What is Generative AI?
Generative AI is a form of artificial intelligence that can create new content on its own. This can be text, but also images, sound, code, or even presentations.
A simple definition: Generative AI uses existing data to create something new that resembles human work.
Examples include Chatbots that write emails or responses (like ChatGPT), Image generators, AIs that automatically generate scripts or source code.
What are Large Language Models (LLMs)?
A Large Language Model (LLM) is an algorithm trained on vast amounts of text – from books and news articles to Wikipedia and internet forums. Through this training, the model learns how language works: sentence structure, semantics, context, nuance.
Well-known examples of LLMs are GPT-4 (OpenAI), Claude (Anthropic), Llama 3 (Meta), Gemini (Google), and the open-source variant Deep Seek.
These models are powerful because they not only understand language but can also generate it. Whether it's policy advice, legal text, or a summary of an annual report – they do it incredibly fast.
How does an LLM work under the hood?
LLMs predict the next word based on everything that preceded it. That sounds simple, but the scale makes it revolutionary. By analyzing hundreds of billions of words, they can learn to recognize grammar, logic, and even subtle humor.
An example:
- Prompt: "Write a summary of a risk report in clear language."
- Output: A neat, understandable text of five paragraphs – often in seconds.
At their core, they are neural networks – specifically: transformer architectures – consisting of millions to billions of parameters. These parameters encode relationships between words, concepts, and patterns.
What do organizations use generative AI for?
At PrudAI, we see organizations using generative AI for:
- Utilizing unstructured data: AI helps convert documents, videos, etc., into structured data that can be better utilized. Many documents, reports, videos, etc., contain a lot of information. Much of that information remains unused because employees cannot find it. AI helps unlock the information without employees having to search the files. For example, in a company, processes, written work instructions, and video explanations can be used to provide employees with a ready-made answer to the question of how to do something, instead of having to search the documents themselves, rewatch videos, etc. This leads to a significant increase in efficiency, but also in job satisfaction. The less enjoyable search work is done by AI.
- Handling large and complex amounts of data: AI is linked to internal systems such as Sharepoint, case systems, financial systems, maintenance systems, etc., allowing insights to be easily generated by combining data from different systems. For example, provide an overview of all contracts and check the payments in the financial system. Once AI is connected as the beating heart of the organization with various systems, questions can be easily asked via text or speech that are quickly answered.
- Decision support: AI helps structure choices, map scenarios, or conduct risk analyses. AI can indicate to what extent a proposed decision contributes to the objective or suggest that other alternatives might be more effective or cheaper.
- Automation of tasks: Agents (= employee, but digitally) provide extra capacity to perform tasks. In times of scarce personnel, numerous tasks can be performed by agents. A virtual organization of agents can also be built to support the real organization. This virtual organization is managed by the Chief Executive Agent (CEA) developed by PrudAI, who, together with the CEO, manages the entire organization.
Are there risks?
Certainly. Generative AI is powerful, but not infallible. Models can:
- Provide incorrect or outdated information
- Hallucinate (invent things that sound logical but are not correct)

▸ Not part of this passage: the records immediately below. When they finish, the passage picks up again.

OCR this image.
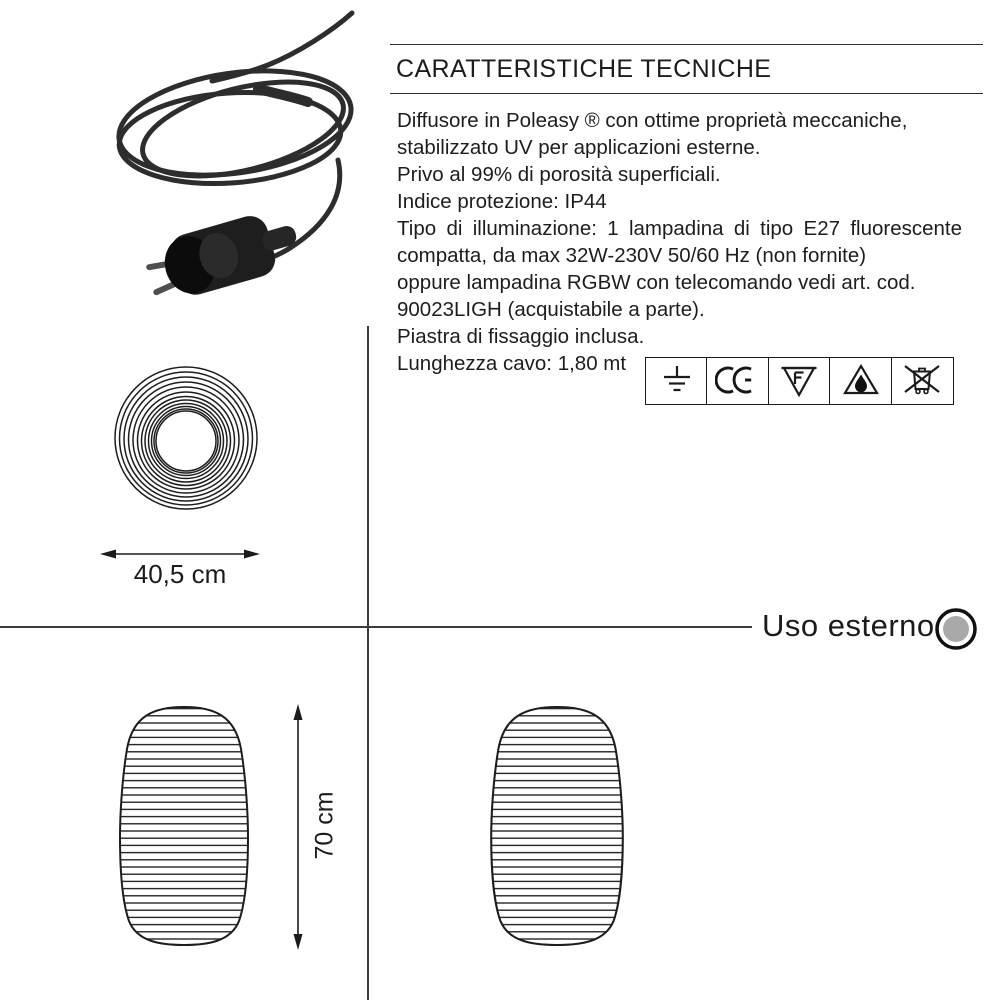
CARATTERISTICHE TECNICHE
Diffusore in Poleasy ® con ottime proprietà meccaniche,
stabilizzato UV per applicazioni esterne.
Privo al 99% di porosità superficiali.
Indice protezione: IP44
Tipo di illuminazione: 1 lampadina di tipo E27 fluorescente
compatta, da max 32W-230V 50/60 Hz (non fornite)
oppure lampadina RGBW con telecomando vedi art. cod.
90023LIGH (acquistabile a parte).
Piastra di fissaggio inclusa.
Lunghezza cavo: 1,80 mt
40,5 cm
Uso esterno
70 cm
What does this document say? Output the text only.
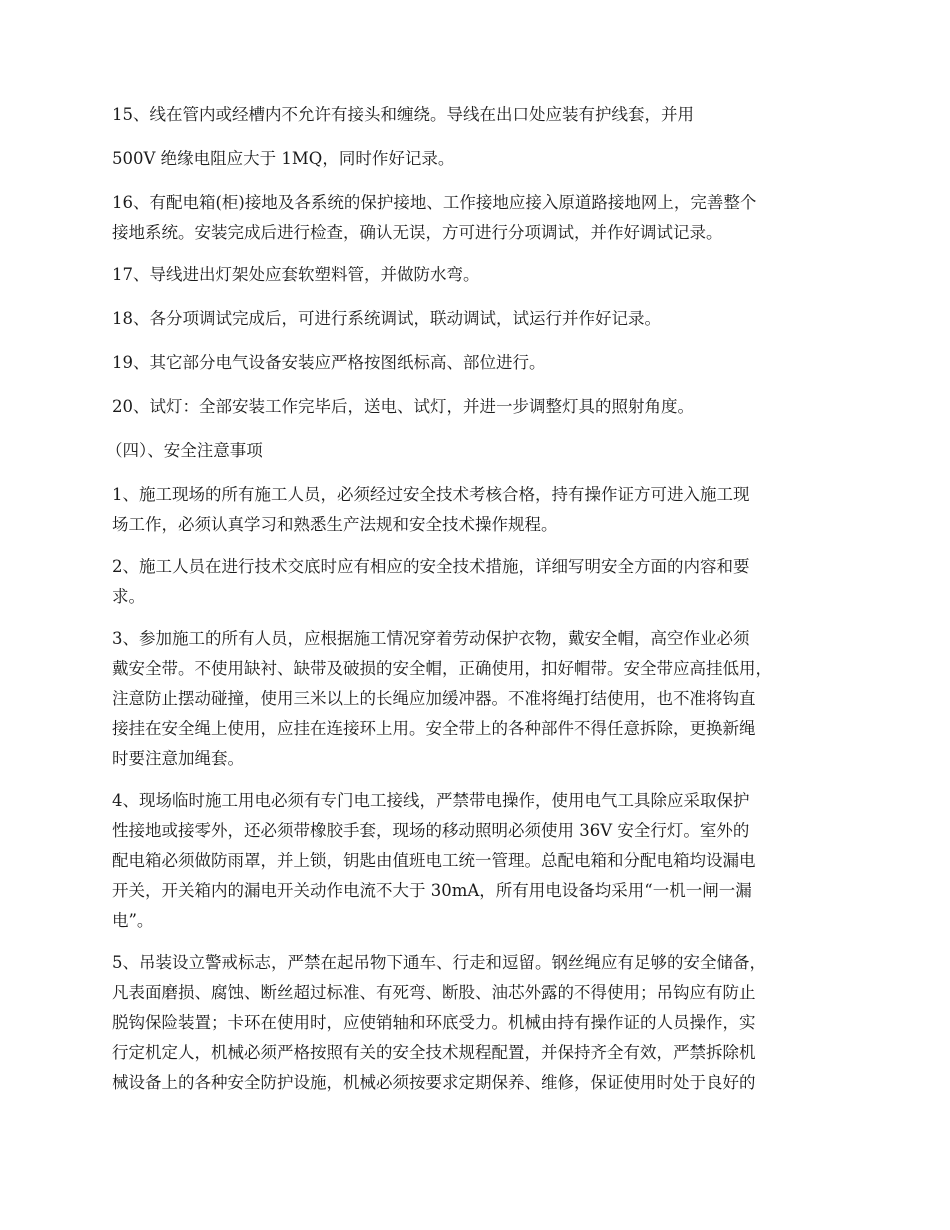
15、线在管内或经槽内不允许有接头和缠绕。导线在出口处应装有护线套，并用
500V 绝缘电阻应大于 1MQ，同时作好记录。
16、有配电箱(柜)接地及各系统的保护接地、工作接地应接入原道路接地网上，完善整个
接地系统。安装完成后进行检查，确认无误，方可进行分项调试，并作好调试记录。
17、导线进出灯架处应套软塑料管，并做防水弯。
18、各分项调试完成后，可进行系统调试，联动调试，试运行并作好记录。
19、其它部分电气设备安装应严格按图纸标高、部位进行。
20、试灯：全部安装工作完毕后，送电、试灯，并进一步调整灯具的照射角度。
（四）、安全注意事项
1、施工现场的所有施工人员，必须经过安全技术考核合格，持有操作证方可进入施工现
场工作，必须认真学习和熟悉生产法规和安全技术操作规程。
2、施工人员在进行技术交底时应有相应的安全技术措施，详细写明安全方面的内容和要
求。
3、参加施工的所有人员，应根据施工情况穿着劳动保护衣物，戴安全帽，高空作业必须
戴安全带。不使用缺衬、缺带及破损的安全帽，正确使用，扣好帽带。安全带应高挂低用，
注意防止摆动碰撞，使用三米以上的长绳应加缓冲器。不准将绳打结使用，也不准将钩直
接挂在安全绳上使用，应挂在连接环上用。安全带上的各种部件不得任意拆除，更换新绳
时要注意加绳套。
4、现场临时施工用电必须有专门电工接线，严禁带电操作，使用电气工具除应采取保护
性接地或接零外，还必须带橡胶手套，现场的移动照明必须使用 36V 安全行灯。室外的
配电箱必须做防雨罩，并上锁，钥匙由值班电工统一管理。总配电箱和分配电箱均设漏电
开关，开关箱内的漏电开关动作电流不大于 30mA，所有用电设备均采用“一机一闸一漏
电”。
5、吊装设立警戒标志，严禁在起吊物下通车、行走和逗留。钢丝绳应有足够的安全储备，
凡表面磨损、腐蚀、断丝超过标准、有死弯、断股、油芯外露的不得使用；吊钩应有防止
脱钩保险装置；卡环在使用时，应使销轴和环底受力。机械由持有操作证的人员操作，实
行定机定人，机械必须严格按照有关的安全技术规程配置，并保持齐全有效，严禁拆除机
械设备上的各种安全防护设施，机械必须按要求定期保养、维修，保证使用时处于良好的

- Reproduce information without citing sources
- Contain bias and stereotypes
There are several ways to mitigate these risks, including:
Human in the loop (always have an expert review - four-eyes principle)
Use validated data - we use as much own data as possible (own documents and data from our own linked systems, internet use of only an approved list of websites, etc.)
LLM as a judge - the four-eyes principle can also be performed by AI by having one AI check the other.
Deep reasoning - have AI determine its answer multiple times so it knows the answer is correct. It may take a bit longer to get an answer, but the outcome is more reliable.
What makes an LLM 'intelligent'?
Intelligence in LLMs is statistical, not conscious. The model "knows" nothing but is extremely good at predicting logical language use. Yet it often feels like you're talking to a person – that's precisely the strength and the danger.
Think of it as a hyper-intelligent parrot: it doesn't just repeat, it cleverly reconstructs based on context and pattern recognition.
Conclusion: Generative AI changes the game – but use it wisely
Generative AI and LLMs offer enormous opportunities. But without clear frameworks, quality control, and ethical awareness, you risk errors, reputational damage, or even legal issues.
At PrudAI, we believe in AI that enhances people – not replaces them. We help organizations use generative AI smartly and responsibly. From experimentation to integration.